Trying to understand the Choice type in F#

Question

I've been struggling to understand the code in the RoP article by Scott Wlaschin:

http://fsharpforfunandprofit.com/posts/railway-oriented-programming-carbonated/

He makes use of the Choice1Of2 & Choice2Of2 types in F#. I was trying to come to terms with how to utilize these things by debugging them, when I came across the the following scenario:

module TestModule
open Microsoft.VisualStudio.TestTools.UnitTesting

// generic union type (like Choice1Of2, I think)
type Things<'a> =
    | Thing of 'a

// explicit union type (for comparison)
type Numbers =   
    | Integer of int

[<TestClass>]
type Tests() =

    // method to make a Choice1Of2 (from the article)
    let makeChoice (a : string) : Choice<string, 'a> = 
        Choice1Of2 a

    [<TestMethod>]
    member public this.WhyYouNoHaveItemValueAndStuff() =      
        let choice1 = Thing "test"          // debug = Thing "this"
        let choice2 = Integer 3             // debug = Integer 3
        let choice3 = makeChoice "test"     // debug = Choice1Of2 w/Item = "test"
        let choice4 = Choice1Of2 "test"     // debug = Tests.choice4@24 ???

        // bogus test stuff below here
        let choices = (choice1, choice2, choice3, choice4)
        Assert.IsNotNull(choices)

Why is it that when I make a Choice1Of2 directly (choice4), do I not get the same debugging result as choice 3. Why is using a method to make choice3 neccessary to get the same kind of result as choice1 & 2?

EDIT:

It seems that changing choice4 to this:

let choice4 : Choice<string, Object> = Choice1Of2 "test" 

works it out.

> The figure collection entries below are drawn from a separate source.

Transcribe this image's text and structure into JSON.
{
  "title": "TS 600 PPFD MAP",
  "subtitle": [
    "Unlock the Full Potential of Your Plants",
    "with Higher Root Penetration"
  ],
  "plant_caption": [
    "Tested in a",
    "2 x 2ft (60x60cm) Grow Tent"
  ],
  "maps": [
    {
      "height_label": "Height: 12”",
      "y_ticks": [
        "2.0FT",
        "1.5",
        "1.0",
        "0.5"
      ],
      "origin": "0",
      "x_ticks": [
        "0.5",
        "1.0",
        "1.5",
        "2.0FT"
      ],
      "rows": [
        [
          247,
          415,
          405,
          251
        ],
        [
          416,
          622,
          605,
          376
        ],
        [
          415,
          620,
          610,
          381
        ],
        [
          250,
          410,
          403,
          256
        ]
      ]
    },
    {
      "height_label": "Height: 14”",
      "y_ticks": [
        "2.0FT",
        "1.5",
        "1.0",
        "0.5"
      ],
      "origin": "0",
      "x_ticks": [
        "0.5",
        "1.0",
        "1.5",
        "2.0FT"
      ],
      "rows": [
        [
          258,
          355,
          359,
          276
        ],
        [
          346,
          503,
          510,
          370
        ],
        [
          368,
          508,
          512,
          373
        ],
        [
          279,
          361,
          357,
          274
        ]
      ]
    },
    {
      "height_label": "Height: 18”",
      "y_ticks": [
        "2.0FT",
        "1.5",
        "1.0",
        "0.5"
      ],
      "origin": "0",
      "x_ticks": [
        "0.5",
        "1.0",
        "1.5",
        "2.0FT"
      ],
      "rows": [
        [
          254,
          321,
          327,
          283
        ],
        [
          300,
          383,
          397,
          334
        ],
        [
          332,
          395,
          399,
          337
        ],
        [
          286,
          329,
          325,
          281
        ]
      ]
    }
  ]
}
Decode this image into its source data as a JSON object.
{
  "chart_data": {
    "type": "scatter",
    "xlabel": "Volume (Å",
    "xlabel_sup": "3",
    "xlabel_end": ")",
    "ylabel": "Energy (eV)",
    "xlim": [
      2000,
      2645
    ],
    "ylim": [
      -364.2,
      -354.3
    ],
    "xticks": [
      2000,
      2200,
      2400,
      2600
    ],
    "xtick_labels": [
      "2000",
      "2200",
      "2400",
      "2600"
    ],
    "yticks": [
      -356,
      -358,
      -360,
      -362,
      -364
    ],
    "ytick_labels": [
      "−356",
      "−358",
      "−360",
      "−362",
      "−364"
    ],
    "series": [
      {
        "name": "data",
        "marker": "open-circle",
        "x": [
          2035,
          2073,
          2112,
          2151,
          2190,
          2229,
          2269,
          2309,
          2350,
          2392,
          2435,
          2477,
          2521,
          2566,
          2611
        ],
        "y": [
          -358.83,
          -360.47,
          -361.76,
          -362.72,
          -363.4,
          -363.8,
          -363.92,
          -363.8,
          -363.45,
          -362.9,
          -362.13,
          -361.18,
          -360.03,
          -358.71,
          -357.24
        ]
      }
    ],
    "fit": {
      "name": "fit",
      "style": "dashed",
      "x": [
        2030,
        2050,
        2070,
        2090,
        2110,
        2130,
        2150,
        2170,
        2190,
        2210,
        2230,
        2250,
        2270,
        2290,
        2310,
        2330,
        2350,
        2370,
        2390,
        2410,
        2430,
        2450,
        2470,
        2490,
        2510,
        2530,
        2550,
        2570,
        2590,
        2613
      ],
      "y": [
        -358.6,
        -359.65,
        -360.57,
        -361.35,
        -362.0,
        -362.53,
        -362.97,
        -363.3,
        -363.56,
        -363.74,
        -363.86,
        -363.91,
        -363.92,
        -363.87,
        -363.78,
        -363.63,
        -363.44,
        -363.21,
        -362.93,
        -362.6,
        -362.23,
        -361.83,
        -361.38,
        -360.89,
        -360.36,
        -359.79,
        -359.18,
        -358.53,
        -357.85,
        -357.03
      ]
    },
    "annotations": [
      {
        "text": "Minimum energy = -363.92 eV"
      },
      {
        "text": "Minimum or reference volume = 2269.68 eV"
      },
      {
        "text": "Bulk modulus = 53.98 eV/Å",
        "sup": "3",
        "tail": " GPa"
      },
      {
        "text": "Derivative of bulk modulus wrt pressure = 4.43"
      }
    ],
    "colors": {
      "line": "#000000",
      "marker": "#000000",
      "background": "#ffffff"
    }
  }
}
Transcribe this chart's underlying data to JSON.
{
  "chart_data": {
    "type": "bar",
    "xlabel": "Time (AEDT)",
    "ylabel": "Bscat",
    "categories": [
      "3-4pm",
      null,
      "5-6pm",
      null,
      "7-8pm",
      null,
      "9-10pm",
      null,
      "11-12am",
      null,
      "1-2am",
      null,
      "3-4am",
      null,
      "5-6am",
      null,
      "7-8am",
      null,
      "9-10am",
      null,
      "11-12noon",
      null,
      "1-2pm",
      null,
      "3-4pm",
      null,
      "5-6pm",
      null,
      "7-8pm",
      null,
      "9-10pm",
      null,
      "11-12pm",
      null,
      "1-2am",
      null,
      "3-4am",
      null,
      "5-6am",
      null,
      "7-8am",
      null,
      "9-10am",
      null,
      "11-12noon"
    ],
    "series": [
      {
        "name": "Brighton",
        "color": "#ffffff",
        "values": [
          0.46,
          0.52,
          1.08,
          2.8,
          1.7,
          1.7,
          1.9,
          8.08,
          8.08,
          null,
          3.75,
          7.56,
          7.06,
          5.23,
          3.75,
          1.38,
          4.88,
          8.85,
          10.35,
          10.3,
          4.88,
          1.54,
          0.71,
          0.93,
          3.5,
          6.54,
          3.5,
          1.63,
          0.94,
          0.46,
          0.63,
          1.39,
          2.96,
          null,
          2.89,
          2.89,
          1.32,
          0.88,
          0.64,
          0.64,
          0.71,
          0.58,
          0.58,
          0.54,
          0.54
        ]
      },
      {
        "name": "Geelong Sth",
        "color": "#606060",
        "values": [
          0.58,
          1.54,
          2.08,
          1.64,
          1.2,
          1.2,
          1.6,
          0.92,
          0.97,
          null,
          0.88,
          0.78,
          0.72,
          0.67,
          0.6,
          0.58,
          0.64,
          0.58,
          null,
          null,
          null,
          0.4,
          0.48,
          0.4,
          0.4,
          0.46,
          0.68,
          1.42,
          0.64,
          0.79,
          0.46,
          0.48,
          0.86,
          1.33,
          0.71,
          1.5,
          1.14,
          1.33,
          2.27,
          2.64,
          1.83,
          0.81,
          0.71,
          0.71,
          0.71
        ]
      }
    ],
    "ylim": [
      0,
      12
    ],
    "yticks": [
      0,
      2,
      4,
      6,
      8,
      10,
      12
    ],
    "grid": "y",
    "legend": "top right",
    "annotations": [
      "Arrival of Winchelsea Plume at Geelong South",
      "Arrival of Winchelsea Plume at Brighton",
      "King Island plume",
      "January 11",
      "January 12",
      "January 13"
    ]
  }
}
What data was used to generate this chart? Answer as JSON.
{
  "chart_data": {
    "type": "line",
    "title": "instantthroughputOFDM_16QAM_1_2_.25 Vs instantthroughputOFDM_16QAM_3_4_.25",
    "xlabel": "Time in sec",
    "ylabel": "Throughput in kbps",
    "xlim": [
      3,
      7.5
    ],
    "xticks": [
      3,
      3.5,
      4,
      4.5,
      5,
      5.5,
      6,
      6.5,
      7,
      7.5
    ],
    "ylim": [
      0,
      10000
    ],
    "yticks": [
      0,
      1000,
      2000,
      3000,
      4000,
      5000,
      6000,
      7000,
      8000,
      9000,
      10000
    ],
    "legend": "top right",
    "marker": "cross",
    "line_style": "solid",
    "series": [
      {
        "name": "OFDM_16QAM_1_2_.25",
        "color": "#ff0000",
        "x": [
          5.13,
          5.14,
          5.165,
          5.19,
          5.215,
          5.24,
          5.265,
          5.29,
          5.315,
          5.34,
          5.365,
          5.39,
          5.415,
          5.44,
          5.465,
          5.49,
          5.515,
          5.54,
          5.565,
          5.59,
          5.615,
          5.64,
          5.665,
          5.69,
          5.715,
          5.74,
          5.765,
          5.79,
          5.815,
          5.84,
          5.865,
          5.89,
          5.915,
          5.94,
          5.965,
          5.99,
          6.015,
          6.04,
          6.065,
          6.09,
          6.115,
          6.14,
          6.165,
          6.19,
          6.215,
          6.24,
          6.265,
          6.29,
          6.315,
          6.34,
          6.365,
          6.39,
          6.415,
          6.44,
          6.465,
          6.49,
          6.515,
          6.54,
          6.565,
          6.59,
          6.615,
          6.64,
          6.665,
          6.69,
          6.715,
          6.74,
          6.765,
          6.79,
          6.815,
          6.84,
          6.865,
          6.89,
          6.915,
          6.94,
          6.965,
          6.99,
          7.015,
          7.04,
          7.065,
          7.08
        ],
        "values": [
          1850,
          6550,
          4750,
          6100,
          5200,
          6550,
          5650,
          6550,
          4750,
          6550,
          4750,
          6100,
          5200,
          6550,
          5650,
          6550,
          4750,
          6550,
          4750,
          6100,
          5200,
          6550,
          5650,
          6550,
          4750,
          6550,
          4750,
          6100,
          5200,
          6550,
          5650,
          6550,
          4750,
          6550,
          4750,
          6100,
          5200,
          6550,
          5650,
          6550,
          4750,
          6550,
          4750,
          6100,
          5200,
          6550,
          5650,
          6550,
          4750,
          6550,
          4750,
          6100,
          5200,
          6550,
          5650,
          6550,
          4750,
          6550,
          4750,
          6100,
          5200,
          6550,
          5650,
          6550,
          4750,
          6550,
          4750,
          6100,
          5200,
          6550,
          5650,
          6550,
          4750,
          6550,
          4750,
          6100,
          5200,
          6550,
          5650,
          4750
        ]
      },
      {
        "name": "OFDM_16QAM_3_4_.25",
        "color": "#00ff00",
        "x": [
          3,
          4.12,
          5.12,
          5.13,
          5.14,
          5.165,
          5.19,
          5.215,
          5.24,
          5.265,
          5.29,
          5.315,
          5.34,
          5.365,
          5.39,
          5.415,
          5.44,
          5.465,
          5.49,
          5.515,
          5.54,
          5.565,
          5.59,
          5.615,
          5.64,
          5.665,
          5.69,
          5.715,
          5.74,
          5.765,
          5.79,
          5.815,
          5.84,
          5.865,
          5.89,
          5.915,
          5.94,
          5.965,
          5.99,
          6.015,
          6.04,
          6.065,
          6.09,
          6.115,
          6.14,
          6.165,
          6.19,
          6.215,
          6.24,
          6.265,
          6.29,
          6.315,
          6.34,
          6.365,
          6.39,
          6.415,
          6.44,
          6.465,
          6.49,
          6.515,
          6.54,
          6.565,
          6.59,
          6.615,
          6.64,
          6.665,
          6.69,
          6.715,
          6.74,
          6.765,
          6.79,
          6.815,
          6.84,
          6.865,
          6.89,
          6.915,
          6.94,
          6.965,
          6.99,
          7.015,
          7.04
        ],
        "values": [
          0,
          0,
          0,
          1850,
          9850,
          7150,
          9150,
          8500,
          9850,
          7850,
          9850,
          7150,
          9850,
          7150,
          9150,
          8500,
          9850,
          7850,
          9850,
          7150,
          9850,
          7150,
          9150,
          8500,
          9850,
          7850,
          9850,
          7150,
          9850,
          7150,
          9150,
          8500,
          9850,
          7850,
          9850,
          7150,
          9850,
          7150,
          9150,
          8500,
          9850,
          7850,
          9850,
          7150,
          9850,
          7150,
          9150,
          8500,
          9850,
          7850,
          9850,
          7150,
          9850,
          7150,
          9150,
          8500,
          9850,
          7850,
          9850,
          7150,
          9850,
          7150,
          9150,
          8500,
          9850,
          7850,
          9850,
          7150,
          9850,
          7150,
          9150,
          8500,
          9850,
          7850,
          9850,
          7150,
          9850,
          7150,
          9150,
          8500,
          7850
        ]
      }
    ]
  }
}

It's just totally unclear to me why I need that there. The right side of the assignment is as clear as day to what type is being set.

Answer 1

The definition of the Choice type is as follows

 type Choice<'a, 'b> =
      | Choice1Of2 of 'a
      | Choice2Of2 of 'b

So when you construct an instance of the Choice type as you do in choice4 you only use one of these legs, this essentially leaves a hole (the type describing 'b) that the debugger has to fill, in fact at runtime it can't even be sure that the type is actually Choice<'a,'b> so you'll get some temporary type that is represented by an FSharpFunc. In much the same way the type inference mechanism would report Choice<string, 'a> where 'a represents the hole, until the instance is matched over which would then force you to type the other side. Providing the type signature inline e.g.

 let choice4 : Choice<string, bool> = Choice1Of2 "test"

Means you are filling the hole and providing the debugger enough information to represent the type correctly.

EDIT (see comments): choice3 is represented as Choice1Of2<string,obj> because obj is considered the Top (most general type). This is the type inference mechanisms fall back type that is used when it has exhausted all other options. If we add some code e.g.

let result =
    match choice3 with
    | Choice1Of2 t -> t.GetHashCode()
    | Choice2Of2 t -> t  

then we will get Choice<string, int> as the type of GetHashCode() is int thus the result of the second match clause must be int for the type of the result let expression to be consistent.